HP Switches to Morrison Foerster Lawyers in Autonomy SuitElizabeth Amon and Karen Gullo
Hewlett-Packard Co. changed its lawyers in cases brought by investors who are suing over the company’s $8.8 billion writedown related to the acquisition of Autonomy Corp.
Morgan Lewis & Bockius LLP lawyer Robert E. Gooding Jr. and his team have been replaced by Morrison & Foerster LLP’s Darryl P. Rains and Judson E. Lobdell, according to a filing yesterday in federal court in San Francisco.
Hewlett-Packard, the largest personal computer maker, faces shareholder lawsuits stemming from its Nov. 20 announcement that it was taking a multibillion-dollar writedown on the value of British software maker Autonomy, which it agreed to buy for $10.3 billion in 2011.
Rains represented Charles Schwab Corp. in shareholder lawsuits over losses in its YieldPlus Fund.

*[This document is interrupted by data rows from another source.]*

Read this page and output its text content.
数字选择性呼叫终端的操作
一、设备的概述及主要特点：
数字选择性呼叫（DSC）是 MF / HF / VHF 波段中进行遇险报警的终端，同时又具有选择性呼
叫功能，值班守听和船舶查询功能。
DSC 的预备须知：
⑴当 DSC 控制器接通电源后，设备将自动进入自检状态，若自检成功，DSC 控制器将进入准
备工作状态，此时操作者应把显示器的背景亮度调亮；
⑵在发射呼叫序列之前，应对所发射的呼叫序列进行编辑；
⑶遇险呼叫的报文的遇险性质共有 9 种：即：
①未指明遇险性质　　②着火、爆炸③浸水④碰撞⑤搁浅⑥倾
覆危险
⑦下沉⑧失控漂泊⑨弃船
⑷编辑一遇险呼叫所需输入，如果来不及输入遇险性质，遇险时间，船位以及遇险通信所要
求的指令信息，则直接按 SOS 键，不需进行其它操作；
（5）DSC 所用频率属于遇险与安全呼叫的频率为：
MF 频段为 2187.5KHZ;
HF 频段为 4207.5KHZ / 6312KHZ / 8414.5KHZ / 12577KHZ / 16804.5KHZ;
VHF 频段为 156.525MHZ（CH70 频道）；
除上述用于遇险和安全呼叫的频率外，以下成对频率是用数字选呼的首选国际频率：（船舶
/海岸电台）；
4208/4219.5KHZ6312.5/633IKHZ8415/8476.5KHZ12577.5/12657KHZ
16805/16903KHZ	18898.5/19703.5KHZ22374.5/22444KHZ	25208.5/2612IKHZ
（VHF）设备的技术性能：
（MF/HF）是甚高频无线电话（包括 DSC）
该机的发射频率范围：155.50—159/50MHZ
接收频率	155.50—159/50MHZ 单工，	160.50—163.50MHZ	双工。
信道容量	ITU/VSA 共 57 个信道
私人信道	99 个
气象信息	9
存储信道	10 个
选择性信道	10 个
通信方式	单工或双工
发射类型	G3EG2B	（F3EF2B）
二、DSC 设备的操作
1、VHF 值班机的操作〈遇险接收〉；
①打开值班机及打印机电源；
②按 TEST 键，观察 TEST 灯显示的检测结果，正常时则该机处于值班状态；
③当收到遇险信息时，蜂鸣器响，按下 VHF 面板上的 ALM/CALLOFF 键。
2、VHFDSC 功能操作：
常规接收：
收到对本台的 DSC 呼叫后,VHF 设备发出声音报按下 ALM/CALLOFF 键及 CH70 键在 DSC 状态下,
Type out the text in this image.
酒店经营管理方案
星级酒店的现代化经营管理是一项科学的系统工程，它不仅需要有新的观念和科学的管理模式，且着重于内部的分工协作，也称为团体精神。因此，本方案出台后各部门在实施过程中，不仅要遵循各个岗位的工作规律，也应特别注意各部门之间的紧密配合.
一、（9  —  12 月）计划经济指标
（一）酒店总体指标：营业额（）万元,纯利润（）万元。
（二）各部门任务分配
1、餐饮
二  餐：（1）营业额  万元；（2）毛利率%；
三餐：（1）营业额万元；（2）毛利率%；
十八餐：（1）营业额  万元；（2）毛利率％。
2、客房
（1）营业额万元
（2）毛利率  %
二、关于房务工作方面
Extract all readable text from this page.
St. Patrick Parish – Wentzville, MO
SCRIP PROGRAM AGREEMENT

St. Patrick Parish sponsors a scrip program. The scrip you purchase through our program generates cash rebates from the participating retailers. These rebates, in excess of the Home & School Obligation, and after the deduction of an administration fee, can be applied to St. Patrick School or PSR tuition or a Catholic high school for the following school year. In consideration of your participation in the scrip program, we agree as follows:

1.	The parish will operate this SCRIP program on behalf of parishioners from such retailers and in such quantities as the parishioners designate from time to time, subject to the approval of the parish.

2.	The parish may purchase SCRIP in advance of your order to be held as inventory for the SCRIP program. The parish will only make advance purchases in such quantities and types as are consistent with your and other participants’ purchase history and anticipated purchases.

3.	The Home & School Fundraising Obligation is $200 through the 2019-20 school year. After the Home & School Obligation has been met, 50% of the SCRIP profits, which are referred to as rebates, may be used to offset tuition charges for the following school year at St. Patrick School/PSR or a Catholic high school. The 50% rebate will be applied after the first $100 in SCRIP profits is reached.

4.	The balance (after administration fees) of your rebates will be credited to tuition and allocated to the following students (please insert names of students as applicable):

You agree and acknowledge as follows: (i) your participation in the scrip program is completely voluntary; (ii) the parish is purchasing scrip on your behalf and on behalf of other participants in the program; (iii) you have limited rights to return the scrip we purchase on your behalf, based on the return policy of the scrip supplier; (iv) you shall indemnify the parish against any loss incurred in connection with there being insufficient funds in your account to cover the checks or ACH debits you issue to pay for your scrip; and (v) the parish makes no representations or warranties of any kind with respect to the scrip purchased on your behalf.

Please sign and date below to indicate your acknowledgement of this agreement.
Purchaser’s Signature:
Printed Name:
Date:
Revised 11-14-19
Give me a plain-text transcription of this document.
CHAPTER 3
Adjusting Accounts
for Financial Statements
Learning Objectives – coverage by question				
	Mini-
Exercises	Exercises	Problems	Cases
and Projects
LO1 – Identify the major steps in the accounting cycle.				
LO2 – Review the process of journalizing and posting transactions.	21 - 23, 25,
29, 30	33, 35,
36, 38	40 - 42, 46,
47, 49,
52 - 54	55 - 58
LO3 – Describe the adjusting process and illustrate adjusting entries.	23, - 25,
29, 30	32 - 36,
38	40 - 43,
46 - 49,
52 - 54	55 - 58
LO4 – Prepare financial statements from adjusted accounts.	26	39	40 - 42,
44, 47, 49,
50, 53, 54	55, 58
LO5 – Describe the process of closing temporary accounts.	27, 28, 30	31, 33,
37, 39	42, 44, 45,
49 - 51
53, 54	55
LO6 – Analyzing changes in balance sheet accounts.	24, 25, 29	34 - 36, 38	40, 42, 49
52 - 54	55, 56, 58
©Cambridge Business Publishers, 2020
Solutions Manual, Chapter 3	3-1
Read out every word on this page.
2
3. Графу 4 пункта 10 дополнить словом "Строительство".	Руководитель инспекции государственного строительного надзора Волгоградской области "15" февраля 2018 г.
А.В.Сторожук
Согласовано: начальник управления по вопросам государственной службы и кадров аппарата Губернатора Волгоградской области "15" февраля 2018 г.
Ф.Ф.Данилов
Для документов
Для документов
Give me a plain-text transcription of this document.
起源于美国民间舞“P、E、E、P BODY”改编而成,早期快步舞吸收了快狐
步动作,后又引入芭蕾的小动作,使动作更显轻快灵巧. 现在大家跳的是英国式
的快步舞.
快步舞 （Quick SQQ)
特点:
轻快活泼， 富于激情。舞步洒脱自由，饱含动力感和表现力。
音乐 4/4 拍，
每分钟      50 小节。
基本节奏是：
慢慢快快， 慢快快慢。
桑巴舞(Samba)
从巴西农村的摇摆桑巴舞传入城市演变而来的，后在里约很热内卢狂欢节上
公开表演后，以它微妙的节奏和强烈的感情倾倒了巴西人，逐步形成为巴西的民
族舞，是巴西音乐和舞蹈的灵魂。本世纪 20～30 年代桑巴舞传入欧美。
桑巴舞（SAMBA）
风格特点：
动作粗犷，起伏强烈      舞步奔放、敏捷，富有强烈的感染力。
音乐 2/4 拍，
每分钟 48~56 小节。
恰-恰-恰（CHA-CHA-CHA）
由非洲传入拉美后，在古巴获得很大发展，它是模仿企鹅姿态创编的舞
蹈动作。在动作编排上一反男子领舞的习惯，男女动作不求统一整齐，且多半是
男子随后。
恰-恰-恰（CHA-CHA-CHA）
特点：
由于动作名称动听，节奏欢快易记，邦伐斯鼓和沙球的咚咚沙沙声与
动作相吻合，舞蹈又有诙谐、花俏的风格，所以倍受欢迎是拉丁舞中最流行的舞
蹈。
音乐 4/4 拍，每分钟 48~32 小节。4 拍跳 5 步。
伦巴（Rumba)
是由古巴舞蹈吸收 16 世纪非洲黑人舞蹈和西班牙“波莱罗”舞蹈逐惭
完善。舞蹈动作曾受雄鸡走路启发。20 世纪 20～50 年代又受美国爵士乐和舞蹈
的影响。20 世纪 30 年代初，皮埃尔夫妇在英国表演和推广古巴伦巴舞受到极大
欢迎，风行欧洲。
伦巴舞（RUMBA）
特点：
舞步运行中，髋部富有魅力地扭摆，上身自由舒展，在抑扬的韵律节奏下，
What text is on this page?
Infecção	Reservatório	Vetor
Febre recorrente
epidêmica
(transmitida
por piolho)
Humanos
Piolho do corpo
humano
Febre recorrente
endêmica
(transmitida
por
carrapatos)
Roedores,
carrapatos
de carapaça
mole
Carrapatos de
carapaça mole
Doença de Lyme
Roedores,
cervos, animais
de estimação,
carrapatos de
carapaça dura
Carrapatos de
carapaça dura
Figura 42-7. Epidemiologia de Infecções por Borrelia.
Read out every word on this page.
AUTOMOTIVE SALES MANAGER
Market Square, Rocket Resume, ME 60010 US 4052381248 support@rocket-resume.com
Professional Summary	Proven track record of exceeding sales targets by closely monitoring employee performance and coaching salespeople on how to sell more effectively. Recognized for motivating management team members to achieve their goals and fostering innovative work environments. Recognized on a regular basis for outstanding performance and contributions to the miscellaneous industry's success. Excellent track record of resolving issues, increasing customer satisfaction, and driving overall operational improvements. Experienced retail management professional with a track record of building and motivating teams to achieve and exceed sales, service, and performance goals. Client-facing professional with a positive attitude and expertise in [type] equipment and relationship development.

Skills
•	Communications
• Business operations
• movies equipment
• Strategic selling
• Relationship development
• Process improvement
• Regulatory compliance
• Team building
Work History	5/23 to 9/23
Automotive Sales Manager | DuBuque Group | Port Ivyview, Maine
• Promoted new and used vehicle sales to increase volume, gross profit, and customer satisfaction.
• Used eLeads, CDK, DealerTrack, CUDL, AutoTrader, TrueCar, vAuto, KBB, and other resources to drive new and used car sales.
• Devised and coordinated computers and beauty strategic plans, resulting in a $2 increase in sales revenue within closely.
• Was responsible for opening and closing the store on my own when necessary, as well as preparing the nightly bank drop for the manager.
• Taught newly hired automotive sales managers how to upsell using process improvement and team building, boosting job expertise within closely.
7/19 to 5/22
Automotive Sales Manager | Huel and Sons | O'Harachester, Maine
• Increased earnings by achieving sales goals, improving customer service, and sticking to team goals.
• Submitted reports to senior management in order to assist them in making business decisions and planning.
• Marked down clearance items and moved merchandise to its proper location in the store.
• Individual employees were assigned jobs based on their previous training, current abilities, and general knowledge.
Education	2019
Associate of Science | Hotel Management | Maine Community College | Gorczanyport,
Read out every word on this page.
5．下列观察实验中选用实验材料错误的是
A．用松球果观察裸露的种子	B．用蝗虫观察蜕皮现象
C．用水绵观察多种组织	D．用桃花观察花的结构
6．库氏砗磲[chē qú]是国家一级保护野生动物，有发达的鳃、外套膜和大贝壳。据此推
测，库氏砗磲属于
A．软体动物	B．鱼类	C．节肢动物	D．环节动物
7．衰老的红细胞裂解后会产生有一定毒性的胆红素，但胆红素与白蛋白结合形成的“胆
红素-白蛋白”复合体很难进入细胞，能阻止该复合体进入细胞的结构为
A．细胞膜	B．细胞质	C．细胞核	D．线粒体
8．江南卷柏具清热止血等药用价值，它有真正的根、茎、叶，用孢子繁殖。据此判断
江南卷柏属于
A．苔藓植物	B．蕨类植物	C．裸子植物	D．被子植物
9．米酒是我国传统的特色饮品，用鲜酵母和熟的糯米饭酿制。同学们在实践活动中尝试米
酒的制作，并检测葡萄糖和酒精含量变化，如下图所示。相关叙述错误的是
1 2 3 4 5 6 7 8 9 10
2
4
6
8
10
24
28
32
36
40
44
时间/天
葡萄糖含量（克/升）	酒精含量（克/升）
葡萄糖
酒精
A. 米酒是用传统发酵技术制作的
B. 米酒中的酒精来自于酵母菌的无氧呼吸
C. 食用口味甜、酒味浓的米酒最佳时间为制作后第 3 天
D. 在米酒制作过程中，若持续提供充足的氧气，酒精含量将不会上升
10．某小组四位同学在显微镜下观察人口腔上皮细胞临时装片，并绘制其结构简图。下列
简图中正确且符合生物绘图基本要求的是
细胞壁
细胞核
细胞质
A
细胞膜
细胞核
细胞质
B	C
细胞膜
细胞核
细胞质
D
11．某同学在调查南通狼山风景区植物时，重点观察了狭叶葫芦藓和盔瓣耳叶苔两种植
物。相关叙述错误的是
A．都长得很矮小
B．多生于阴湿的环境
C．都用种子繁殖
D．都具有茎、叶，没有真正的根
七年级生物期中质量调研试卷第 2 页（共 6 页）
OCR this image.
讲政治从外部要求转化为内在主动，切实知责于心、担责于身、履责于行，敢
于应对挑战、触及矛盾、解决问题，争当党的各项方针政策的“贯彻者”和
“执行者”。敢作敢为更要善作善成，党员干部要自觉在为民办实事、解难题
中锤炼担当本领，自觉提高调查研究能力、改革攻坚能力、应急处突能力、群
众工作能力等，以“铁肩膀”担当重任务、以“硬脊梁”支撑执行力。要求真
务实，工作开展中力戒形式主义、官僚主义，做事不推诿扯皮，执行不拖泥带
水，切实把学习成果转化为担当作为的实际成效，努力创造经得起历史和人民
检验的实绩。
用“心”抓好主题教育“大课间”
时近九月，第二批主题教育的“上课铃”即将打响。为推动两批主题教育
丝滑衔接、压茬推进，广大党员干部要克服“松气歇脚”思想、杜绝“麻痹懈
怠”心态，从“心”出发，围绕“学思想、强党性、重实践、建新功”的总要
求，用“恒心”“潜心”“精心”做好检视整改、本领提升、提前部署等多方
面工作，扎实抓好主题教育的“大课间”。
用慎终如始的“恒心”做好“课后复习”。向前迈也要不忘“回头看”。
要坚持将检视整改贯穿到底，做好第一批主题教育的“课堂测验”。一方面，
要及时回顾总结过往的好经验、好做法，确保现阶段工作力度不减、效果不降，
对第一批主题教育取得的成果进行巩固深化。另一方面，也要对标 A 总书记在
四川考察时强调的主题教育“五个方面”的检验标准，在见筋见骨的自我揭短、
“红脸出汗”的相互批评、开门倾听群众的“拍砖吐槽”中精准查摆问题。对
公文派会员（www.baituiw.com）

San Francisco partner Lobdell represented Patricia Dunn, former chairwoman of Hewlett-Packard, in a criminal case that was dismissed in 2007 and in related civil litigation.
Morgan Lewis partner Leslie Caldwell said by phone she will continue to serve as Hewlett-Packard’s liaison to federal prosecutors investigating whether Autonomy employees lied about the company’s performance.
More than $5 billion of the writedown was the result of accounting practices at Autonomy, Hewlett-Packard said in November. About $200 million of Autonomy’s revenue had been recorded prematurely or improperly, the company’s general counsel said.
Michael Thacker, a spokesman for Palo Alto, California-based Hewlett-Packard, declined to comment on the replacement of the investor litigation lawyers on behalf of the company and its general counsel’s office.
Jennifer Costa, a spokeswoman for Morgan Lewis, declined to comment on the firm’s replacement.
Rains declined to comment. Lobdell was out of the country and couldn’t immediately be reached. Amy Merriweather, a spokeswoman for Morrison & Foerster, didn’t immediately respond to an e-mail seeking comment.
Morgan Lewis, along with Slaughter and May, advised Autonomy on the original acquisition by Hewlett-Packard. Hewlett-Packard’s legal advisers on the deal included DLA Piper LLP; Freshfields Bruckhaus Deringer LLP; Gibson, Dunn & Crutcher LLP and Skadden, Arps, Slate, Meagher & Flom LLP.
The securities class action case is In Re HP Securities Litigation, 12-cv-5980, and the derivative case is Riccardi v. Lynch, 12-cv-06003, U.S. District Court, Northern District of California (San Francisco).